X-Proxy-Cache

The HTTP X-Proxy-Cache response header is an unofficial HTTP header added by reverse proxies to indicate the cache status of a response.

Note

The "X-" naming convention for HTTP headers, "X" referring to "experimental", has been deprecated and needs to be transitioned to the formal naming convention for HTTP headers.

Usage

Reverse proxies like Nginx, Varnish, and other Caching layers add the X-Proxy-Cache header to responses to report whether the content was served from cache or fetched from the origin server. The header name varies by configuration. Nginx exposes the $upstream_cache_status variable, and administrators commonly map this variable to X-Proxy-Cache or X-Cache-Status using the add_header directive.

The header carries a single keyword value describing what happened when the proxy checked its cache. This makes cache debugging straightforward. A HIT confirms the proxy served stored content. A MISS means the proxy forwarded the request to the origin. Other values like BYPASS, EXPIRED, and STALE describe specific caching scenarios.

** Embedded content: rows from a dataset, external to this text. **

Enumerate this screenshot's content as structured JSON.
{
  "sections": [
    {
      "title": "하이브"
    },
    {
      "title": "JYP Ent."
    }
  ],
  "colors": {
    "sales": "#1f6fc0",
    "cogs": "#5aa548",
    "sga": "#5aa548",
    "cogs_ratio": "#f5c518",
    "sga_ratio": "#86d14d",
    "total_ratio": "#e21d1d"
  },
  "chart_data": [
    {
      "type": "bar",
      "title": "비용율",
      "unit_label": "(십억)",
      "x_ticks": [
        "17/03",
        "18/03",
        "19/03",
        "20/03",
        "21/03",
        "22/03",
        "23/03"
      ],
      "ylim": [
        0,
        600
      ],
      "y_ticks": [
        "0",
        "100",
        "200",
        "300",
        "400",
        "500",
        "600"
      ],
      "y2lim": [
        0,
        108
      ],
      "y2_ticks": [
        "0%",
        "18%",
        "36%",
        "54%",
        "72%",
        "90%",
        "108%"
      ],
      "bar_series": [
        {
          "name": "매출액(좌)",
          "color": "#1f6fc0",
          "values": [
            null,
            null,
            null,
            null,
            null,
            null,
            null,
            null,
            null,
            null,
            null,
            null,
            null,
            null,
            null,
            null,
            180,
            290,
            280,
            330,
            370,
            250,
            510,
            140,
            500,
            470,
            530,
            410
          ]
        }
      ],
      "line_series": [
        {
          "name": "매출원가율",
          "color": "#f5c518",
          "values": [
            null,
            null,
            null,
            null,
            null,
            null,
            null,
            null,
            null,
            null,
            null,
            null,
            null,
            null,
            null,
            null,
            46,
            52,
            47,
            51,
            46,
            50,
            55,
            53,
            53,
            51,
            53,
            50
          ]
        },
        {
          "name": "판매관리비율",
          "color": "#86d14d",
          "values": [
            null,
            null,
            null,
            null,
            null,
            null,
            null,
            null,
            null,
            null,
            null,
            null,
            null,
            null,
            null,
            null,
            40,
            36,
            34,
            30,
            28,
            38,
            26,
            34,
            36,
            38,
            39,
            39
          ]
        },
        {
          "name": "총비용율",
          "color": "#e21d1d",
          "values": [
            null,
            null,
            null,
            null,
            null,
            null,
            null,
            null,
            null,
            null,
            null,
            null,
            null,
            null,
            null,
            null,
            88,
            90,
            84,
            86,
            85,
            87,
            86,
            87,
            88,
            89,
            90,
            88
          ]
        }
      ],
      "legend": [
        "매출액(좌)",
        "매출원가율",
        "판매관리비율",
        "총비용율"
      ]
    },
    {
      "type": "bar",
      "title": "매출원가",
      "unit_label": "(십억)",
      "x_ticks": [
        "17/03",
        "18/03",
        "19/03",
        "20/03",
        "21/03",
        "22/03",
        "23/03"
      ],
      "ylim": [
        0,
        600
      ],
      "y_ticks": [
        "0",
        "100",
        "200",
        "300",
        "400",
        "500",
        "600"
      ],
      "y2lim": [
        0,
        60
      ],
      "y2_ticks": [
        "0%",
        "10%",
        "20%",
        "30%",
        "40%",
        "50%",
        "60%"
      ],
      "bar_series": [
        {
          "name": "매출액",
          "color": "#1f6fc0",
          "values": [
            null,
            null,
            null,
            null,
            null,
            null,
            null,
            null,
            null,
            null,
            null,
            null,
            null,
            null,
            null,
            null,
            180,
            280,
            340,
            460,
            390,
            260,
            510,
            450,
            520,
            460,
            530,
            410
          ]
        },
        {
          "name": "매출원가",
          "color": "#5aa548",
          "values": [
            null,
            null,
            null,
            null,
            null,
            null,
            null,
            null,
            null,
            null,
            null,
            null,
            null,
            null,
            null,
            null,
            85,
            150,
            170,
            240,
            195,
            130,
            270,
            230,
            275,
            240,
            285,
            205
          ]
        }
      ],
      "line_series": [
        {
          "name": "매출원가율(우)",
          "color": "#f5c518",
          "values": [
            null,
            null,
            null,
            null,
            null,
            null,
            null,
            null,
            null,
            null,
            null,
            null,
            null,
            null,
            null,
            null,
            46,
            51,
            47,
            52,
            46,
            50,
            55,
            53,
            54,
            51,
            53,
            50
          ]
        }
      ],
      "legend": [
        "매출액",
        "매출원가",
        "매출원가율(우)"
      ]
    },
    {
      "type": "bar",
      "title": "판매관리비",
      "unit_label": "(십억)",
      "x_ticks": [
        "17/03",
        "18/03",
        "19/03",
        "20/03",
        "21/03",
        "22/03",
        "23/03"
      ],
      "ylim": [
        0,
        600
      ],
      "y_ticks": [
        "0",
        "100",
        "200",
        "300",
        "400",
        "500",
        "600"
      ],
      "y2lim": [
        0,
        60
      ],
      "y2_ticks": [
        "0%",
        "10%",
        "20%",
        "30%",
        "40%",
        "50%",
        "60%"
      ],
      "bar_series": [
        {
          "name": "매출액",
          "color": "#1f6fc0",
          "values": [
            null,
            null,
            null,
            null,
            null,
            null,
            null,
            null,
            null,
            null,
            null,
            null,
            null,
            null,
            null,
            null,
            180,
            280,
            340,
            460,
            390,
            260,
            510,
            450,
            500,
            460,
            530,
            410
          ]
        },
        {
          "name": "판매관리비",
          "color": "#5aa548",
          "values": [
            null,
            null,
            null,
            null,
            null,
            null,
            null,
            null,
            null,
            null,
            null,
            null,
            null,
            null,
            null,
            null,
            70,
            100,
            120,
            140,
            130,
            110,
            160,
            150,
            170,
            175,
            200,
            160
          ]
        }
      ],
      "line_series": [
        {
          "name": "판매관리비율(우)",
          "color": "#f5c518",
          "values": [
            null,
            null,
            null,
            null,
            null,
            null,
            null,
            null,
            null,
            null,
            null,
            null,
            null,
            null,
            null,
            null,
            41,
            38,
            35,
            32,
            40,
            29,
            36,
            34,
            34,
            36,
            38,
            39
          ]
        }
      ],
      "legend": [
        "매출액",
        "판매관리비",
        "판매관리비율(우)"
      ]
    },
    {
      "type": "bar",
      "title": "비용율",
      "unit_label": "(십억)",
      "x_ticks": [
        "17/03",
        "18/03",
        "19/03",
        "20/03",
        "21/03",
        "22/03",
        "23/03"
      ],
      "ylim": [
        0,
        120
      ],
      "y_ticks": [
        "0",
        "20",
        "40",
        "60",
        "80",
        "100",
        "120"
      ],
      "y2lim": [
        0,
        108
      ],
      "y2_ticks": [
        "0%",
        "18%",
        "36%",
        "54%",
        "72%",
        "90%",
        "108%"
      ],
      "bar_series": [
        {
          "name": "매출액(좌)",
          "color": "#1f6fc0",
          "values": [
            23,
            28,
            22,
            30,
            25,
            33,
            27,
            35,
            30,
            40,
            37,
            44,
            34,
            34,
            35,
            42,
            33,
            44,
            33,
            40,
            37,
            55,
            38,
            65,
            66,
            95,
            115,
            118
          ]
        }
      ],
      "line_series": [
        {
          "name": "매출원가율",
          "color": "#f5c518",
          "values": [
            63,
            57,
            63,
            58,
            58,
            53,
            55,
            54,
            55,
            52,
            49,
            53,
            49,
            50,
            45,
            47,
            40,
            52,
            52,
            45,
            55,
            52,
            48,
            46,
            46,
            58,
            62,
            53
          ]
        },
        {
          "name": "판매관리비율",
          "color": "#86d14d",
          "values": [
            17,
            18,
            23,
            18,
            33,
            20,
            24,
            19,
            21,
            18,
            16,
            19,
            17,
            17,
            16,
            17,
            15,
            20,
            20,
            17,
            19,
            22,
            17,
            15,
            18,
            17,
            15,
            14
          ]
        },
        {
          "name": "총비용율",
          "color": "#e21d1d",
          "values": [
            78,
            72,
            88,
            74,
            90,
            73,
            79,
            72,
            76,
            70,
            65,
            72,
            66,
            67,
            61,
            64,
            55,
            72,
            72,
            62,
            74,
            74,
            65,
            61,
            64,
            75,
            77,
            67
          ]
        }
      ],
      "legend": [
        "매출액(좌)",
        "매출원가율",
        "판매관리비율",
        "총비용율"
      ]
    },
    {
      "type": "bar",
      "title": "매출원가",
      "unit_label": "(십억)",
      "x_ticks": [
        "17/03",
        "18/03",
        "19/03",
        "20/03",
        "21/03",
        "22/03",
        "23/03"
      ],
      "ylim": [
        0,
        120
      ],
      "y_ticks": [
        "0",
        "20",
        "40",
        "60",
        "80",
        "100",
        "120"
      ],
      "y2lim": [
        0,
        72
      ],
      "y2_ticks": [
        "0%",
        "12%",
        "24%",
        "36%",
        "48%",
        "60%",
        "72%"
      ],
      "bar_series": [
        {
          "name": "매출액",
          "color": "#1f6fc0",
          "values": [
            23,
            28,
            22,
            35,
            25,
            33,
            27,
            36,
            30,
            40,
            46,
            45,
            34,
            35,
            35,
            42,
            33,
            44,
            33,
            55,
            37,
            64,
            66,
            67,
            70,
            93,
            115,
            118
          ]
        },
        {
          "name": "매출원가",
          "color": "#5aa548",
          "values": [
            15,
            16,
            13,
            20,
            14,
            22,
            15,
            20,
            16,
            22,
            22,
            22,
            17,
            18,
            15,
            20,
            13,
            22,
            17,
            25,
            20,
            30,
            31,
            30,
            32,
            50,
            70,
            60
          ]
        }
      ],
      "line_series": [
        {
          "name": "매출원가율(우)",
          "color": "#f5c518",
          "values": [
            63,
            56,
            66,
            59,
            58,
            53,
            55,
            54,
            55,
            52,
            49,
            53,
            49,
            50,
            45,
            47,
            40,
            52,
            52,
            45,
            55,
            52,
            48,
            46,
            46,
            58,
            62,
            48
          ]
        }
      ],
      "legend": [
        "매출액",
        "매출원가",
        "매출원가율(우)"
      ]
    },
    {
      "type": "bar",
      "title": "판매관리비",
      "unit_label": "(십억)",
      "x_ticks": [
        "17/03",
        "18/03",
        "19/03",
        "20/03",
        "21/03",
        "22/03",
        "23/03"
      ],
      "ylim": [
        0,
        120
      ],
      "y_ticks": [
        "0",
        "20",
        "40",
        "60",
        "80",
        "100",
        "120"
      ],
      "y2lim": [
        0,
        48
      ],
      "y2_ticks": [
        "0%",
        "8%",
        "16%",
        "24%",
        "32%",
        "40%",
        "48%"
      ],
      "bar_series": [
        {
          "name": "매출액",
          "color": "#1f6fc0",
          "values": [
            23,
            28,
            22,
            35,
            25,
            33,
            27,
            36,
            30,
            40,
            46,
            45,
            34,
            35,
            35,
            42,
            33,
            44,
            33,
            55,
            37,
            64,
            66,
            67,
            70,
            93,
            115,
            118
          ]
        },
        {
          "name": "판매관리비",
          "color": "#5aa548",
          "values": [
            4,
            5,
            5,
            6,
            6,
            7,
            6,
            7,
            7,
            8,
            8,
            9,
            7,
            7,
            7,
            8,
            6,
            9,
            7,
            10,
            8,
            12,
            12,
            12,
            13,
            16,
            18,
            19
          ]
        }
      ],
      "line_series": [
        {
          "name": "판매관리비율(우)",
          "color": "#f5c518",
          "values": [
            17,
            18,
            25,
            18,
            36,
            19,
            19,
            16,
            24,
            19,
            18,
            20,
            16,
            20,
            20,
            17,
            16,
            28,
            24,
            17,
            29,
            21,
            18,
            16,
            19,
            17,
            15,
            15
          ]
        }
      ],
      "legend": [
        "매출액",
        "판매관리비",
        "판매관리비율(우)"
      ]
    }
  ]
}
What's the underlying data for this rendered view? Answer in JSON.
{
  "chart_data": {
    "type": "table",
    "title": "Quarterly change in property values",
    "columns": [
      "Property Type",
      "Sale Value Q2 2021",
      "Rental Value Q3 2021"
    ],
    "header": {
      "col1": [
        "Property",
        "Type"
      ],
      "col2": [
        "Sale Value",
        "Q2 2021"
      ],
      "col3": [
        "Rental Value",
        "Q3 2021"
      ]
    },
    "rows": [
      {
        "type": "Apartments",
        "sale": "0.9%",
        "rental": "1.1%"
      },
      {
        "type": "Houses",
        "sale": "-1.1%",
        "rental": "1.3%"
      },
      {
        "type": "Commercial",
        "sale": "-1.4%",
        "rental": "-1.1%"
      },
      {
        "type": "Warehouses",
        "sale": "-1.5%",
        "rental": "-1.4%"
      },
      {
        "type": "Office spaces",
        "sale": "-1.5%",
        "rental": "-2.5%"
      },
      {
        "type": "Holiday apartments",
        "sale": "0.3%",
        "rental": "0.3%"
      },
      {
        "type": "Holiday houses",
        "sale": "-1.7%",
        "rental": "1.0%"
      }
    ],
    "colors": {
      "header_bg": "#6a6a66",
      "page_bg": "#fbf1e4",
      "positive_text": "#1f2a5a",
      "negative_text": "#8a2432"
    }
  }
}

Unlike X-Cache, which is associated with CDN providers like AWS CloudFront and Fastly, X-Proxy-Cache is more common on self-hosted infrastructure running Nginx or similar proxy software.

Values

HIT

The HIT value means the response was served directly from the proxy cache. The cached content was fresh and valid, so the origin server was not contacted.

MISS

The MISS value means the proxy had no cached copy of the requested resource. The response was fetched from the origin server and is typically stored in the cache for subsequent requests.

BYPASS

The BYPASS value means the proxy intentionally skipped the cache and fetched the response from the origin server. This happens when a request matches a proxy_cache_bypass rule in the proxy configuration, often triggered by specific Cookies, query parameters, or Cache-Control directives.

EXPIRED

The EXPIRED value means a cached copy existed but its freshness lifetime had passed. The proxy fetched a new response from the origin server. The updated content replaces the stale entry in the cache.

STALE

The STALE value means the proxy served an outdated cached copy because the origin server was not responding correctly. This behavior requires the proxy_cache_use_stale directive to be configured, allowing the proxy to fall back to stale content during origin failures.

UPDATING

The UPDATING value means the cached content is stale and currently being refreshed in the background. The proxy served the old copy to avoid making the client wait for the origin response. This requires both proxy_cache_use_stale updating and proxy_cache_background_update to be enabled.

REVALIDATED

The REVALIDATED value means the proxy sent a conditional request to the origin server using If-Modified-Since or If-None-Match headers. The origin confirmed the cached content was still current, and the proxy served the existing cached copy.

Example

A HIT means the proxy already had a fresh copy of the resource stored in its cache. The response was served without contacting the origin server.

X-Proxy-Cache: HIT

A MISS means the proxy had no cached copy. The response was fetched from the origin server and stored for future requests.

X-Proxy-Cache: MISS

An EXPIRED response indicates the cached entry had passed its freshness lifetime. The proxy fetched new content from the origin to replace the stale entry.

X-Proxy-Cache: EXPIRED

Takeaway

The X-Proxy-Cache header reports the cache status of a response from a reverse proxy. The single keyword value makes cache behavior immediately visible in response headers, simplifying debugging for operators running Nginx, Varnish, or similar proxy software.